Ethan nodded. ‘Aluminum cases, about a quarter million in each.’

Joanna leaned back in her chair. ‘It’s possible the driver and one other could have pulled up and loaded the cases in just a few seconds, but they would have been right in your man’s line of sight.’

Ethan nodded. ‘They could have fired in his direction, kept his head down. He’s only got the wreckage of the armoured car for cover.’

‘Too close,’ Joanna replied. ‘They’d be unloading it just feet away from where he’s standing and couldn’t fail to miss.’

The images switched to the traffic cameras high on the bridge as the truck swerved between other vehicles. A police sedan, its hazard lights just visible flashing through a grill above the front fender, pursued them.

‘Here comes the crash,’ Ethan said.

They watched as the truck was hit by the pursuit vehicle, lost control and crashed violently.
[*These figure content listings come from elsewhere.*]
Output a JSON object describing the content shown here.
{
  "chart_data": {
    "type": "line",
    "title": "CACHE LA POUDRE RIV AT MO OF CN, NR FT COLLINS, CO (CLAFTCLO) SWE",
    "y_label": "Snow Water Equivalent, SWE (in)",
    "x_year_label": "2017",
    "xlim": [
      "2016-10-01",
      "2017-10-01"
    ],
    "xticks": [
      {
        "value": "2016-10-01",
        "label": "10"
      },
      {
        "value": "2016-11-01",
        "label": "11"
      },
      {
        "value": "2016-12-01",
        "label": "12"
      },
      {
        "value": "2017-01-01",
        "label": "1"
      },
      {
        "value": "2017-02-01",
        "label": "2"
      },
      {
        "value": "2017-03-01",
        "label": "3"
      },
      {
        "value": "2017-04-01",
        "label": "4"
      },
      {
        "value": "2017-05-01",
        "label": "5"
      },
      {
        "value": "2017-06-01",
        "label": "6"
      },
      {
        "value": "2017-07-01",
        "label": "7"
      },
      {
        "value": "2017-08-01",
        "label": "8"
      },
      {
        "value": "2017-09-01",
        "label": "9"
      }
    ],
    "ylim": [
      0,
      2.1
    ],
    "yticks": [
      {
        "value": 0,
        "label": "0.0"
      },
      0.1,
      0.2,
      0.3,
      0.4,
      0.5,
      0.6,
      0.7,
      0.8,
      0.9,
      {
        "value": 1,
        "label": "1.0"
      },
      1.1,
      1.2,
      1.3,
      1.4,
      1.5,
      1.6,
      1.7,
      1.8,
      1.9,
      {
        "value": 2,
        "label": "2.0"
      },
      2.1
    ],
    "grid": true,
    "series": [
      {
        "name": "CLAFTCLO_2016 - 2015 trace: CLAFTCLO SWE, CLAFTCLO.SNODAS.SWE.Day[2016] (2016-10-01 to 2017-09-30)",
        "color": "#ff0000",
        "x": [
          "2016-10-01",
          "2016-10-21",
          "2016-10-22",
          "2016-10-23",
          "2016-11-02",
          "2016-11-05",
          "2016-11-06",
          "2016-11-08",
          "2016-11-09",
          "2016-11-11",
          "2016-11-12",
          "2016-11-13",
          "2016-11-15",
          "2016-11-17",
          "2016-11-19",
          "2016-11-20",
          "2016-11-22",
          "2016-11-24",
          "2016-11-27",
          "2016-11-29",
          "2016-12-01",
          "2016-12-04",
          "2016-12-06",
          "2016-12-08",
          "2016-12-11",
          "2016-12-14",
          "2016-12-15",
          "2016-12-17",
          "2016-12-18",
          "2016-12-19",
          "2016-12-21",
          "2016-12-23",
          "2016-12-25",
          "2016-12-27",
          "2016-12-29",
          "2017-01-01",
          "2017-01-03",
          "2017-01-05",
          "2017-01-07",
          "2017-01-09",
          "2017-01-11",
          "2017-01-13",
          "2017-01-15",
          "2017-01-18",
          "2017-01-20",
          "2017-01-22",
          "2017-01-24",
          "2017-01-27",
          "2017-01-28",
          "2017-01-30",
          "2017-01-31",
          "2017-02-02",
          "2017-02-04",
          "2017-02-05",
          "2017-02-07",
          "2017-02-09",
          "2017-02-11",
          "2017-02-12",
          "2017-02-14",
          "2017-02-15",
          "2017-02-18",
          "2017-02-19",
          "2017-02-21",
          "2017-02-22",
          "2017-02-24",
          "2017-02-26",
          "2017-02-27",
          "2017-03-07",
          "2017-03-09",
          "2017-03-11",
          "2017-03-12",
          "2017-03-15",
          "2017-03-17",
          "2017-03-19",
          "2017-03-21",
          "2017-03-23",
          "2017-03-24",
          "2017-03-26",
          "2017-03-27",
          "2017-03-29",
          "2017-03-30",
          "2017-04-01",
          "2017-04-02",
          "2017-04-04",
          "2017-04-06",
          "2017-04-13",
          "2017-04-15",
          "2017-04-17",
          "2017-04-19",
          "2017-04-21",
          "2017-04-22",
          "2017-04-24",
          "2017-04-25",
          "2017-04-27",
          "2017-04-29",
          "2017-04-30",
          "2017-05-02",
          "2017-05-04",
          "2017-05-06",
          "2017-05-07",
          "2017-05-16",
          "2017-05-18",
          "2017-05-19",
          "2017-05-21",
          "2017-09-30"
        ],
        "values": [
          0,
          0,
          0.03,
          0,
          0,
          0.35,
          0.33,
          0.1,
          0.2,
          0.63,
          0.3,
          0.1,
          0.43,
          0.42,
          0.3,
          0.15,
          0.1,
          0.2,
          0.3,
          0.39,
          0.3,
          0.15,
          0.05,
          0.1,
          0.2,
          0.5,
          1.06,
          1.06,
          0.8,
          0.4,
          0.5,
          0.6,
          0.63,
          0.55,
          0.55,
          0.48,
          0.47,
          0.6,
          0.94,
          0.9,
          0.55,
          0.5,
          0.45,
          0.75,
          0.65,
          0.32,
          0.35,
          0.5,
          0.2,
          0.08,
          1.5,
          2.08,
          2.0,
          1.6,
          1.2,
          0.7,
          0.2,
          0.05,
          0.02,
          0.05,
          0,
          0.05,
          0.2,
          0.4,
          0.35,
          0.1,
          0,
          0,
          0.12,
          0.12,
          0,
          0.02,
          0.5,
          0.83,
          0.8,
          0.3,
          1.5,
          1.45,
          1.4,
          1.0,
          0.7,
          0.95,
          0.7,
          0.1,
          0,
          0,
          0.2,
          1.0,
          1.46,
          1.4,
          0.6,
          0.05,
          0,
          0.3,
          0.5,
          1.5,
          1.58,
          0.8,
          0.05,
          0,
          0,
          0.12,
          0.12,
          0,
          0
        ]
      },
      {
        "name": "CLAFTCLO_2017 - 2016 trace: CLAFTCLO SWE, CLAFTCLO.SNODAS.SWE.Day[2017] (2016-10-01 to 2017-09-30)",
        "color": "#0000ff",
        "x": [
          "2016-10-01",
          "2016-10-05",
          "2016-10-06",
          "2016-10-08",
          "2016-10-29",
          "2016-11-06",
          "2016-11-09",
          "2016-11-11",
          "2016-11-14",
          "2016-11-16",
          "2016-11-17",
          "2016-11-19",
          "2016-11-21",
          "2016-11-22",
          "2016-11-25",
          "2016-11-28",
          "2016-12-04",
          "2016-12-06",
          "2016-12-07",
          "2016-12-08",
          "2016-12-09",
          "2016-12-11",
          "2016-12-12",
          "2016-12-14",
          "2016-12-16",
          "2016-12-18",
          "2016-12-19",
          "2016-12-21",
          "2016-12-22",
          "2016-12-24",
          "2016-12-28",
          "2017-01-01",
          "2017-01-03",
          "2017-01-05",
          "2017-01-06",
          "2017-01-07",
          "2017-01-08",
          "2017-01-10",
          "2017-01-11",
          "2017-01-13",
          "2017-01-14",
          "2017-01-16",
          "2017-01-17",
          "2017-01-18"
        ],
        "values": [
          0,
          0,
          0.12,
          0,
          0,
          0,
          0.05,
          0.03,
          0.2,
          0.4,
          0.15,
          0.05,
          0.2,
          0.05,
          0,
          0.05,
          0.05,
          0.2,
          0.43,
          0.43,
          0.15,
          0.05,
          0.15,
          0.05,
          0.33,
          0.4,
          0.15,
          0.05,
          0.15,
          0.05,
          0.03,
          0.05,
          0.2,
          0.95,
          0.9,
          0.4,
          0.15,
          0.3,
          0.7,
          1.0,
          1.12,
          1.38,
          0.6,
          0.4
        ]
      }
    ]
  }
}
The police sedan screeched to a halt nearby, the cops tumbling from it with their weapons aimed as the truck, its rear hanging precariously out over the bridge’s ruined railings, spilled the money cases to fall out of shot toward the East River.

Then the fuel truck plowed into the stationary traffic in a tangled mass of crushed metal and burgeoning flames.

‘Jesus,’ Joanna uttered.

The cops apprehended two of the dazed thieves on camera.

‘Where’d the other two go?’ Joanna asked.

‘Escaped,’ Ethan replied. ‘Maybe had another vehicle on the bridge, we thought, but nothing got picked up at the blockade on the east side of the bridge.’

Joanna sat staring at the screen for a long moment.

‘Wind it back to the crash,’ she said. ‘When the flatbed lost control and busted the railings.’

Ethan used a remote to wind the footage back, and then advanced it at half-speed. Joanna leaned forward, watching closely as the vehicle hit the railings, careered into the other side and then finally spun out of control, before smashing through the railings and coming to an abrupt halt, side-on to the flow of traffic.

The silver cases tumbled from the rear of the flatbed.

‘You said they grabbed twelve cases,’ Joanna said.

‘Yeah,’ Ethan agreed, ‘twelve were taken from the armoured car. Two were recovered from the flatbed, and one more from the shore of the East River a couple of hours later. The other nine were lost in the river.’

Joanna shook her head.

‘What if they never made it into the truck?’ she said. ‘What if the truck was a deliberate diversion? Wind the footage back to the Pay-Go attack.’